Je me suis rappelé cette horrible histoire et cette horrible femme en voyant passer l’autre jour, sur une plage aimée des riches, une Parisienne connue, jeune, élégante, charmante, adorée et respectée de tous.

Mon histoire date de loin déjà, mais on n’oublie point ces choses.

J’avais été invité par un ami à demeurer quelque temps chez lui dans une petite ville de province. Pour me faire les honneurs du pays, il me promena de tous les côtés, me fit voir les paysages vantés, les châteaux, les industries, les ruines ; il me montra les monuments, les églises, les vieilles portes sculptées, des arbres de taille énorme ou de forme étrange, le chêne de saint André et l’if de Roqueboise.

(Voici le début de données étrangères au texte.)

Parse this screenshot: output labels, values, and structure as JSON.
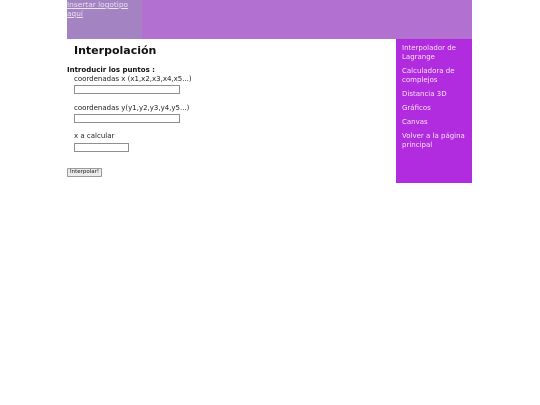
{
  "header": {
    "logo_alt": "Insertar logotipo aquí",
    "logo_line1": "Insertar logotipo",
    "logo_line2": "aquí"
  },
  "main": {
    "title": "Interpolación",
    "form_heading": "Introducir los puntos :",
    "fields": [
      {
        "label": "coordenadas x (x1,x2,x3,x4,x5...)",
        "value": ""
      },
      {
        "label": "coordenadas y(y1,y2,y3,y4,y5...)",
        "value": ""
      },
      {
        "label": "x a calcular",
        "value": ""
      }
    ],
    "submit_label": "Interpolar!"
  },
  "sidebar": {
    "items": [
      {
        "label": "Interpolador de Lagrange"
      },
      {
        "label": "Calculadora de complejos"
      },
      {
        "label": "Distancia 3D"
      },
      {
        "label": "Gráficos"
      },
      {
        "label": "Canvas"
      },
      {
        "label": "Volver a la página principal"
      }
    ]
  },
  "colors": {
    "header_bg": "#b271d0",
    "logo_bg": "#a483c2",
    "sidebar_bg": "#b12bdf",
    "sidebar_text": "#f5e6fb"
  }
}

Quand j’eus examiné avec des exclamations d’enthousiasme bienveillant toutes les curiosités de la contrée, mon ami me déclara avec un visage navré qu’il n’y avait plus rien à visiter. Je respirai. J’allais donc pouvoir me reposer un peu, à l’ombre des arbres. Mais tout à coup il poussa un cri :
“Ah, si ! Nous avons la mère aux monstres, il faut que je te la fasse connaître.”

Je demandai :
“Qui ça ? La mère aux monstres ?”

Il reprit :
“C’est une femme abominable, un vrai démon, un être qui met au jour chaque année, volontairement, des enfants difformes, hideux, effrayants, des monstres enfin, et qui les vend aux montreurs de phénomènes.
“Ces affreux industriels viennent s’informer de temps en temps si elle a produit quelque avorton nouveau, et, quand le sujet leur plaît, ils l’enlèvent en payant une rente à la mère.
“Elle a onze rejetons de cette nature. Elle est riche.
“Tu crois que je plaisante, que j’invente, que j’exagère. Non, mon ami. Je ne te raconte que la vérité, l’exacte vérité.
“Allons voir cette femme. Je te dirai ensuite comment elle est devenue une fabrique de monstres.”

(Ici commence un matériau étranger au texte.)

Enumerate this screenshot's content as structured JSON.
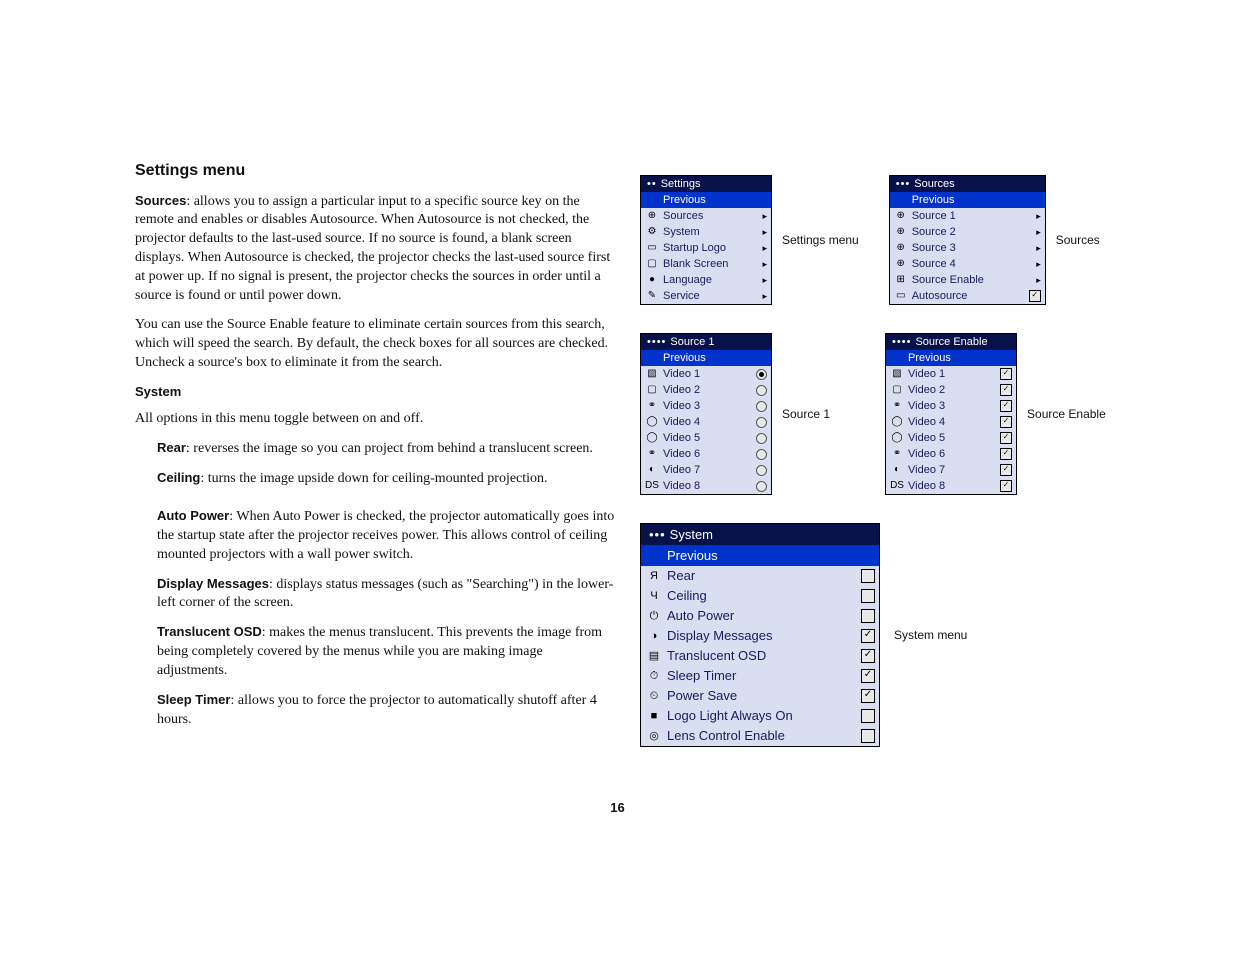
{
  "page_number": "16",
  "left": {
    "heading": "Settings menu",
    "p1a": "Sources",
    "p1b": ": allows you to assign a particular input to a specific source key on the remote and enables or disables Autosource. When Autosource is not checked, the projector defaults to the last-used source. If no source is found, a blank screen displays. When Autosource is checked, the projector checks the last-used source first at power up. If no signal is present, the projector checks the sources in order until a source is found or until power down.",
    "p2": "You can use the Source Enable feature to eliminate certain sources from this search, which will speed the search. By default, the check boxes for all sources are checked. Uncheck a source's box to eliminate it from the search.",
    "system_heading": "System",
    "p3": "All options in this menu toggle between on and off.",
    "rear_b": "Rear",
    "rear": ": reverses the image so you can project from behind a translucent screen.",
    "ceiling_b": "Ceiling",
    "ceiling": ": turns the image upside down for ceiling-mounted projection.",
    "auto_b": "Auto Power",
    "auto": ": When Auto Power is checked, the projector automatically goes into the startup state after the projector receives power. This allows control of ceiling mounted projectors with a wall power switch.",
    "disp_b": "Display Messages",
    "disp": ": displays status messages (such as \"Searching\") in the lower-left corner of the screen.",
    "trans_b": "Translucent OSD",
    "trans": ": makes the menus translucent. This prevents the image from being completely covered by the menus while you are making image adjustments.",
    "sleep_b": "Sleep Timer",
    "sleep": ": allows you to force the projector to automatically shutoff after 4 hours."
  },
  "captions": {
    "settings": "Settings menu",
    "sources": "Sources",
    "source1": "Source 1",
    "source_enable": "Source Enable",
    "system": "System menu"
  },
  "menus": {
    "settings": {
      "dots": "••",
      "title": "Settings",
      "previous": "Previous",
      "items": [
        {
          "icon": "⊕",
          "label": "Sources"
        },
        {
          "icon": "⚙",
          "label": "System"
        },
        {
          "icon": "▭",
          "label": "Startup Logo"
        },
        {
          "icon": "▢",
          "label": "Blank Screen"
        },
        {
          "icon": "●",
          "label": "Language"
        },
        {
          "icon": "✎",
          "label": "Service"
        }
      ]
    },
    "sources": {
      "dots": "•••",
      "title": "Sources",
      "previous": "Previous",
      "items": [
        {
          "icon": "⊕",
          "label": "Source 1"
        },
        {
          "icon": "⊕",
          "label": "Source 2"
        },
        {
          "icon": "⊕",
          "label": "Source 3"
        },
        {
          "icon": "⊕",
          "label": "Source 4"
        },
        {
          "icon": "⊞",
          "label": "Source Enable"
        },
        {
          "icon": "▭",
          "label": "Autosource",
          "checked": true
        }
      ]
    },
    "source1": {
      "dots": "••••",
      "title": "Source 1",
      "previous": "Previous",
      "items": [
        {
          "icon": "▧",
          "label": "Video 1",
          "selected": true
        },
        {
          "icon": "▢",
          "label": "Video 2"
        },
        {
          "icon": "⚭",
          "label": "Video 3"
        },
        {
          "icon": "◯",
          "label": "Video 4"
        },
        {
          "icon": "◯",
          "label": "Video 5"
        },
        {
          "icon": "⚭",
          "label": "Video 6"
        },
        {
          "icon": "◐",
          "label": "Video 7"
        },
        {
          "icon": "DS",
          "label": "Video 8"
        }
      ]
    },
    "source_enable": {
      "dots": "••••",
      "title": "Source Enable",
      "previous": "Previous",
      "items": [
        {
          "icon": "▧",
          "label": "Video 1",
          "checked": true
        },
        {
          "icon": "▢",
          "label": "Video 2",
          "checked": true
        },
        {
          "icon": "⚭",
          "label": "Video 3",
          "checked": true
        },
        {
          "icon": "◯",
          "label": "Video 4",
          "checked": true
        },
        {
          "icon": "◯",
          "label": "Video 5",
          "checked": true
        },
        {
          "icon": "⚭",
          "label": "Video 6",
          "checked": true
        },
        {
          "icon": "◐",
          "label": "Video 7",
          "checked": true
        },
        {
          "icon": "DS",
          "label": "Video 8",
          "checked": true
        }
      ]
    },
    "system": {
      "dots": "•••",
      "title": "System",
      "previous": "Previous",
      "items": [
        {
          "icon": "Я",
          "label": "Rear",
          "checked": false
        },
        {
          "icon": "Ч",
          "label": "Ceiling",
          "checked": false
        },
        {
          "icon": "⏻",
          "label": "Auto Power",
          "checked": false
        },
        {
          "icon": "◑",
          "label": "Display Messages",
          "checked": true
        },
        {
          "icon": "▤",
          "label": "Translucent OSD",
          "checked": true
        },
        {
          "icon": "⏱",
          "label": "Sleep Timer",
          "checked": true
        },
        {
          "icon": "⏲",
          "label": "Power Save",
          "checked": true
        },
        {
          "icon": "■",
          "label": "Logo Light Always On",
          "checked": false
        },
        {
          "icon": "◎",
          "label": "Lens Control Enable",
          "checked": false
        }
      ]
    }
  }
}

Il m’emmena dans la banlieue.

Elle habitait une jolie petite maison sur le bord de la route. C’était gentil et bien entretenu. Le jardin plein de fleurs sentait bon. On eût dit la demeure d’un notaire retiré des affaires.

Une bonne nous fit entrer dans une sorte de petit salon campagnard, et la misérable parut.

Elle avait quarante ans environ. C’était une grande personne aux traits durs, mais bien faite, vigoureuse et saine, le vrai type de la paysanne robuste, demi-brute et demi-femme.

Elle savait la réprobation qui la frappait et ne semblait recevoir les gens qu’avec une humilité haineuse.

Elle demanda :
“Qu’est-ce que désirent ces messieurs ?

Mon ami reprit :
“On m’a dit que votre dernier enfant était fait comme tout le monde, qu’il ne ressemblait nullement à ses frères. J’ai voulu m’en assurer. Est-ce vrai ?”

Elle jeta sur nous un regard sournois et furieux et répondit :
“Oh non ! Oh non ! mon pauv’e monsieur. Il est p’t’être encore pu laid que l’saut’es. J’ai pas de chance, pas de chance. Tous comme ça, mon brave monsieur, tous comme ça, c’est une désolation, ça s’peut-i que l’bon Dieu soit dur ainsi à une pauv’e femme toute seule au monde, ça s’peut-i ?”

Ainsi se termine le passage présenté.